In this sense, Japanese investors are demanding. But they are also much more accommodating towards hedge fund fee structures than, say, Australian pension funds, chiefly because they are happy to accept management and performance fees for traded guarantees of liquidity without penalty. That said, growing sales of exchange-traded funds (ETFs) in Japan suggest that institutional tolerance for generous fee structures is dependent on the ability of managers to deliver alpha.
For now only in retail distribution are management and performance fees under serious downward pressure in Japan. This is mainly because so many other intermediaries – the domestic fund manager, the local distributors, the fund accountant, the transfer agent, the custodian and the offshore vehicle – are also eating into returns. However, hedge fund managers are unlikely to seek retail investors except through funds of funds vehicles, which insulate them from competition on fees.
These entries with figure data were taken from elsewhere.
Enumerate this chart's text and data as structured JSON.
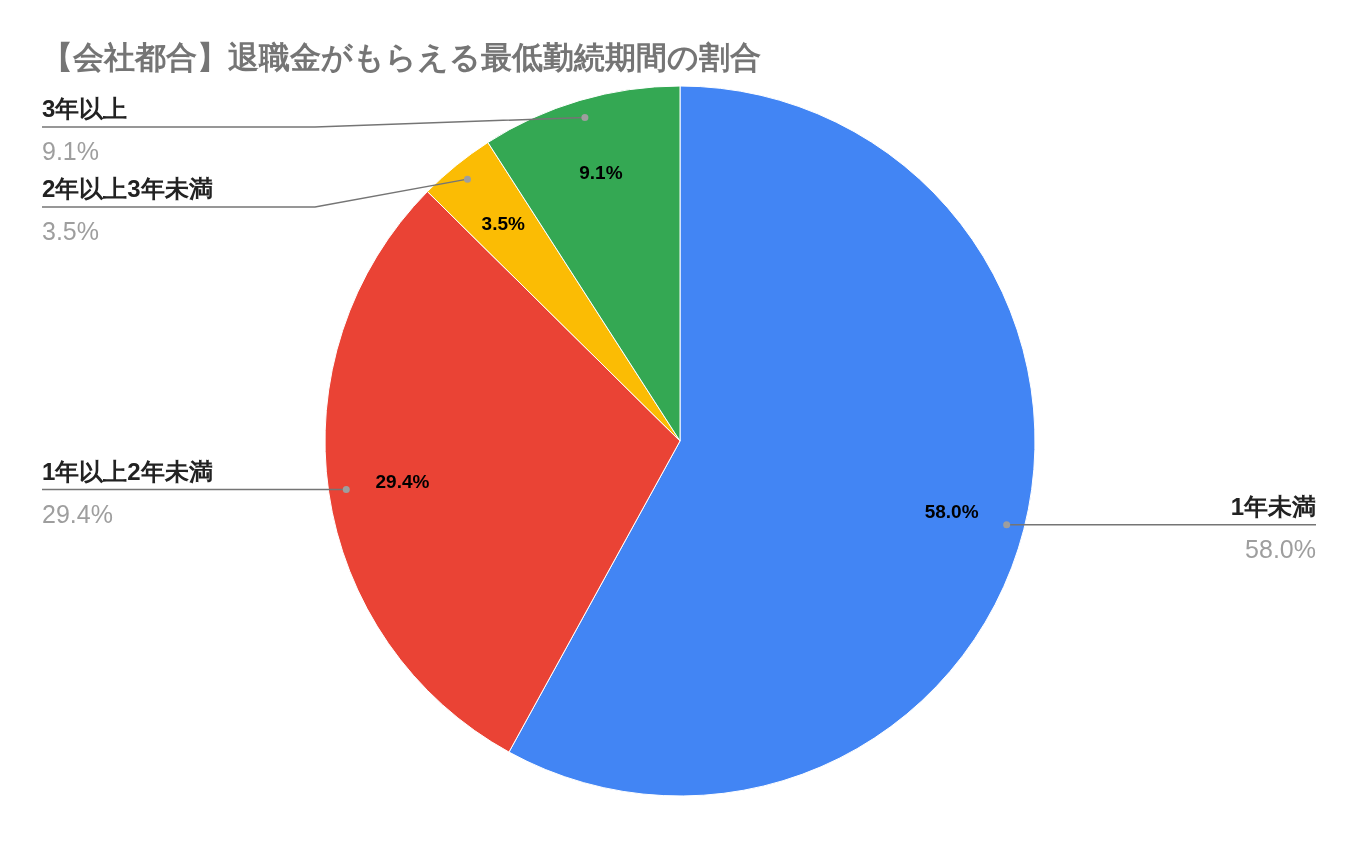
{
  "chart_data": {
    "type": "pie",
    "title": "【会社都合】退職金がもらえる最低勤続期間の割合",
    "categories": [
      "1年未満",
      "1年以上2年未満",
      "2年以上3年未満",
      "3年以上"
    ],
    "values": [
      58.0,
      29.4,
      3.5,
      9.1
    ],
    "colors": [
      "#4285f4",
      "#ea4335",
      "#fbbc04",
      "#34a853"
    ],
    "value_labels": [
      "58.0%",
      "29.4%",
      "3.5%",
      "9.1%"
    ]
  }
}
What distributors of retail funds do have in common with their institutional counterparts is a ready appreciation of the value of liquidity. For this reason, liquid alternatives, whether structured as UCITS funds or '40 Act funds, are likely to prove attractive simply because they offer daily liquidity. Managers of these funds need to be mindful, however, of the interest Japanese regulators have taken in adaptations of institutional strategies to the retail market. Poorly performing capital guaranteed capital products, which were widely sold in the years ahead of the financial crisis, are not forgotten.
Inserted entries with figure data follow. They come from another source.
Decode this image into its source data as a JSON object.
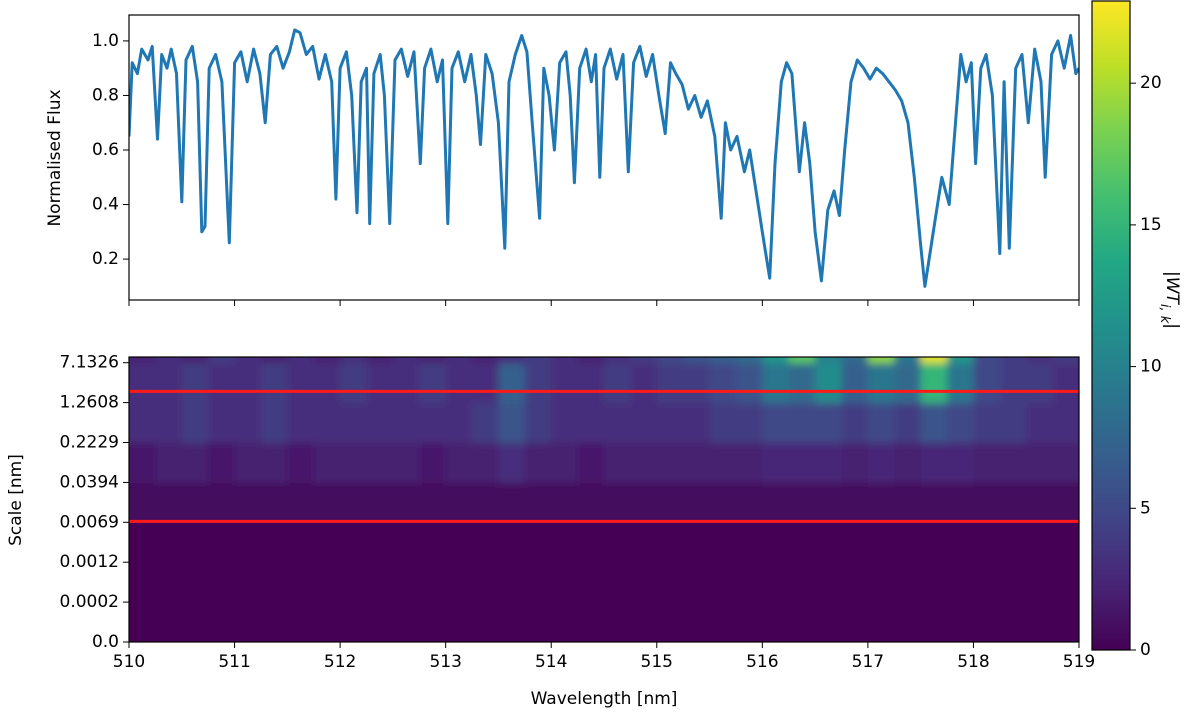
{
  "chart_data": [
    {
      "type": "line",
      "ylabel": "Normalised Flux",
      "xlim": [
        510,
        519
      ],
      "xticks": [
        510,
        511,
        512,
        513,
        514,
        515,
        516,
        517,
        518,
        519
      ],
      "ylim": [
        0.05,
        1.095
      ],
      "yticks": [
        0.2,
        0.4,
        0.6,
        0.8,
        {
          "value": 1,
          "label": "1.0"
        }
      ],
      "color": "#1f77b4",
      "x": [
        510.0,
        510.03,
        510.08,
        510.12,
        510.18,
        510.22,
        510.27,
        510.31,
        510.36,
        510.4,
        510.45,
        510.5,
        510.54,
        510.6,
        510.65,
        510.69,
        510.72,
        510.76,
        510.82,
        510.88,
        510.95,
        511.0,
        511.06,
        511.12,
        511.18,
        511.24,
        511.29,
        511.34,
        511.4,
        511.46,
        511.52,
        511.57,
        511.62,
        511.68,
        511.74,
        511.8,
        511.86,
        511.92,
        511.96,
        512.0,
        512.06,
        512.11,
        512.16,
        512.2,
        512.25,
        512.28,
        512.32,
        512.38,
        512.42,
        512.47,
        512.52,
        512.58,
        512.64,
        512.7,
        512.76,
        512.8,
        512.86,
        512.92,
        512.97,
        513.02,
        513.06,
        513.12,
        513.18,
        513.24,
        513.29,
        513.33,
        513.38,
        513.44,
        513.5,
        513.56,
        513.6,
        513.66,
        513.72,
        513.77,
        513.82,
        513.89,
        513.93,
        513.98,
        514.03,
        514.08,
        514.14,
        514.18,
        514.22,
        514.27,
        514.33,
        514.38,
        514.42,
        514.46,
        514.5,
        514.56,
        514.62,
        514.68,
        514.73,
        514.78,
        514.84,
        514.9,
        514.96,
        515.02,
        515.08,
        515.13,
        515.18,
        515.24,
        515.3,
        515.36,
        515.42,
        515.48,
        515.55,
        515.61,
        515.65,
        515.7,
        515.76,
        515.83,
        515.88,
        515.94,
        516.0,
        516.07,
        516.12,
        516.18,
        516.23,
        516.28,
        516.35,
        516.4,
        516.45,
        516.5,
        516.56,
        516.62,
        516.68,
        516.73,
        516.78,
        516.84,
        516.9,
        516.96,
        517.02,
        517.08,
        517.14,
        517.2,
        517.26,
        517.32,
        517.38,
        517.44,
        517.5,
        517.54,
        517.58,
        517.64,
        517.7,
        517.77,
        517.83,
        517.88,
        517.93,
        517.98,
        518.02,
        518.07,
        518.12,
        518.18,
        518.25,
        518.29,
        518.34,
        518.4,
        518.46,
        518.52,
        518.58,
        518.64,
        518.68,
        518.74,
        518.8,
        518.86,
        518.92,
        518.97,
        519.0
      ],
      "values": [
        0.65,
        0.92,
        0.88,
        0.97,
        0.93,
        0.98,
        0.64,
        0.95,
        0.9,
        0.97,
        0.88,
        0.41,
        0.93,
        0.98,
        0.85,
        0.3,
        0.32,
        0.9,
        0.95,
        0.85,
        0.26,
        0.92,
        0.96,
        0.85,
        0.97,
        0.88,
        0.7,
        0.95,
        0.98,
        0.9,
        0.96,
        1.04,
        1.03,
        0.95,
        0.98,
        0.86,
        0.95,
        0.85,
        0.42,
        0.9,
        0.96,
        0.8,
        0.37,
        0.85,
        0.9,
        0.33,
        0.88,
        0.95,
        0.8,
        0.33,
        0.93,
        0.97,
        0.87,
        0.96,
        0.55,
        0.9,
        0.97,
        0.85,
        0.93,
        0.33,
        0.9,
        0.96,
        0.85,
        0.95,
        0.8,
        0.62,
        0.95,
        0.88,
        0.7,
        0.24,
        0.85,
        0.95,
        1.02,
        0.96,
        0.7,
        0.35,
        0.9,
        0.8,
        0.6,
        0.92,
        0.96,
        0.8,
        0.48,
        0.9,
        0.97,
        0.85,
        0.95,
        0.5,
        0.9,
        0.97,
        0.86,
        0.95,
        0.52,
        0.92,
        0.98,
        0.87,
        0.95,
        0.8,
        0.66,
        0.92,
        0.88,
        0.84,
        0.75,
        0.8,
        0.72,
        0.78,
        0.65,
        0.35,
        0.7,
        0.6,
        0.65,
        0.52,
        0.6,
        0.45,
        0.3,
        0.13,
        0.55,
        0.85,
        0.92,
        0.88,
        0.52,
        0.7,
        0.55,
        0.3,
        0.12,
        0.38,
        0.45,
        0.36,
        0.6,
        0.85,
        0.93,
        0.9,
        0.86,
        0.9,
        0.88,
        0.85,
        0.82,
        0.78,
        0.7,
        0.5,
        0.25,
        0.1,
        0.2,
        0.35,
        0.5,
        0.4,
        0.7,
        0.95,
        0.85,
        0.92,
        0.55,
        0.9,
        0.95,
        0.8,
        0.22,
        0.85,
        0.24,
        0.9,
        0.95,
        0.7,
        0.97,
        0.85,
        0.5,
        0.95,
        1.0,
        0.9,
        1.02,
        0.88,
        0.9
      ]
    },
    {
      "type": "heatmap",
      "xlabel": "Wavelength [nm]",
      "ylabel": "Scale [nm]",
      "xlim": [
        510,
        519
      ],
      "xticks": [
        510,
        511,
        512,
        513,
        514,
        515,
        516,
        517,
        518,
        519
      ],
      "yticks": [
        {
          "value": 0,
          "label": "0.0"
        },
        0.0002,
        0.0012,
        0.0069,
        0.0394,
        0.2229,
        1.2608,
        7.1326
      ],
      "colormap": "viridis",
      "zlim": [
        0,
        22.9
      ],
      "zticks": [
        0,
        5,
        10,
        15,
        20
      ],
      "colorbar_label": [
        "|WT",
        "i, k",
        "|"
      ],
      "hlines": {
        "color": "#ff1a1a",
        "values": [
          2.05,
          0.0072
        ]
      },
      "z": [
        [
          0,
          0,
          0,
          0,
          0,
          0,
          0,
          0,
          0,
          0,
          0,
          0,
          0,
          0,
          0,
          0,
          0,
          0,
          0,
          0,
          0,
          0,
          0,
          0,
          0,
          0,
          0,
          0,
          0,
          0,
          0,
          0,
          0,
          0,
          0,
          0
        ],
        [
          0,
          0,
          0,
          0,
          0,
          0,
          0,
          0,
          0,
          0,
          0,
          0,
          0,
          0,
          0,
          0,
          0,
          0,
          0,
          0,
          0,
          0,
          0,
          0,
          0,
          0,
          0,
          0,
          0,
          0,
          0,
          0,
          0,
          0,
          0,
          0
        ],
        [
          0,
          0,
          0,
          0,
          0,
          0,
          0,
          0,
          0,
          0,
          0,
          0,
          0,
          0,
          0,
          0,
          0,
          0,
          0,
          0,
          0,
          0,
          0,
          0,
          0,
          0,
          0,
          0,
          0,
          0,
          0,
          0,
          0,
          0,
          0,
          0
        ],
        [
          0.6,
          0.6,
          0.6,
          0.6,
          0.6,
          0.6,
          0.6,
          0.6,
          0.6,
          0.6,
          0.6,
          0.6,
          0.6,
          0.6,
          0.6,
          0.6,
          0.6,
          0.6,
          0.6,
          0.6,
          0.6,
          0.6,
          0.6,
          0.6,
          0.6,
          0.6,
          0.6,
          0.6,
          0.6,
          0.6,
          0.6,
          0.6,
          0.6,
          0.6,
          0.6,
          0.6
        ],
        [
          1.5,
          2,
          2,
          1.5,
          2,
          2,
          1.5,
          2,
          2,
          2,
          2,
          1.5,
          2,
          2,
          3,
          2,
          2,
          1.5,
          2,
          2,
          2,
          2,
          2,
          2,
          2.5,
          2.5,
          2.5,
          2,
          2.5,
          2,
          2.5,
          2.5,
          2,
          2,
          2,
          2
        ],
        [
          3,
          3,
          4,
          3,
          3,
          4,
          3,
          3,
          3,
          3,
          3,
          3,
          3,
          4,
          6,
          4,
          3,
          3,
          3,
          3,
          3,
          3,
          4,
          4,
          5,
          5,
          5,
          4,
          5,
          4,
          6,
          5,
          4,
          4,
          3,
          3
        ],
        [
          3,
          3,
          4,
          3,
          3,
          4,
          3,
          3,
          4,
          3,
          3,
          4,
          3,
          3,
          7,
          4,
          3,
          3,
          4,
          3,
          4,
          4,
          5,
          6,
          9,
          8,
          11,
          7,
          9,
          8,
          15,
          9,
          5,
          4,
          4,
          3
        ],
        [
          2,
          3,
          2,
          4,
          3,
          2,
          3,
          2,
          3,
          2,
          3,
          2,
          3,
          2,
          3,
          4,
          3,
          2,
          3,
          4,
          5,
          6,
          7,
          8,
          12,
          17,
          10,
          8,
          19,
          9,
          22,
          12,
          5,
          4,
          3,
          4
        ]
      ]
    }
  ]
}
If regulators sensitive about retail investor protection sound familiar, it would be a mistake to assume that selling investment management expertise is ever the same in Japan as it is anywhere else. The Japanese institutional investment market is sui generis. Even brand-name managers which can satisfy the well-attested Japanese preference for liquid, transparent, non- equity strategies will take between 18 months and three years to secure their first investment.
Retaining an allocation will require regular visits, adaptation of reporting formats, and especially respect for deadlines, to ensure Japanese counterparts can always meet the expectations they face. In Japan, mistakes are easy to make, and recovering from them is hard, but the rewards – in terms of large, loyal and engaged investors – mean the risks and the costs are well worth incurring.